Nintendo NX Data Rumor Starts, Company Super Confident About Cool Stuff Mentioned, Maybe
The internet found another rumor floating around, this time from market researcher GfK. The “leak” contained some really cool information about Nintendo’s upcoming console, badassly code named NX. The gaming company was super confident when discussing the escape of their precious information. “Leaks happen, but here at Nintendo, we like to keep our fanbase very informed about what’s going on. So I’m here to tell you everything about the rumor is entirely 100% true,” stated the newly minted President of the company Tatsumi Kimishima, followed by an exaggerated wink. Asked for clarity about the oddly placed eye flutter, Kimishima simply shrugged and made that playful “I don’t know” face. Some of the cool ass shit we can presumably expect from the NX based on a single “leaked” picture are as follows:
– Exclusive game franchises featuring Mario, Zelda, Donkey Kong and more! (meaning nothing else)
– Connect with other Nintendo players around the world! (via the amazing, innovative and not-years-behind-the-times Nintendo Network)
– Gameplay flows between Nintendo NX console and Nintendo NX handheld device! (aka some stupid Nintendo NX handheld piece of shit you’ll totally buy, you suckers)
– Earn and share gaming achievements, triumphs and defeats with your gaming friends and the Nintendo gaming community! (shit that has literally been around for years)
– Surf the web or make video calls on your TV! (or don’t, because no one does that ever)
– Supports 4K/60fps video streaming! (surprising absolutely no one)
– Gameplay graphics at 900p/60fps! (because whatever, fuck you)

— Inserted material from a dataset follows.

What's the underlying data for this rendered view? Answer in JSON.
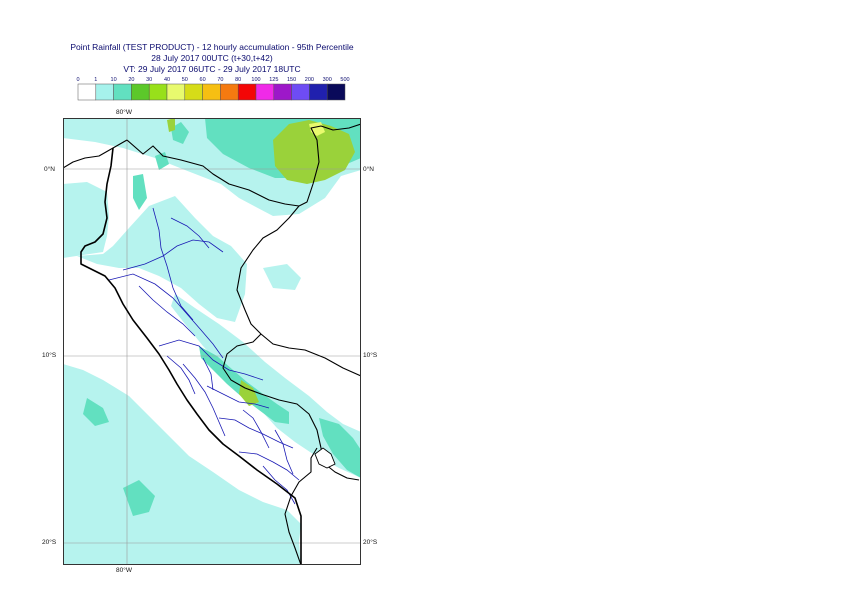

Also included with the console is a sensor bar, so worried gamers can be assured that some stupid fucking peripheral will likely be included to “enhance” their experience. Although Nintendo employees and company heads all stood behind the super awesome “leaked” materials, many fans wished nothing but death for the company and themselves. “I cannot take another Nintendo console like this. It was bad enough that they didn’t name the Wii U the Wii 2, but this is…I mean, 900p? Why? Why. Why would you actively choose to dick-kick me!” yelled Senior Product Marketing Manager of Nintendo Bill Trinen. He shuffled away mumbling to himself something about “there should be a real successor to Super Mario RPG…” and other pipe dreams that will never actually occur.
Nintendo later commented and said that “everything was a hoax, or was it, who knows, keep guessing until E3 chumps.”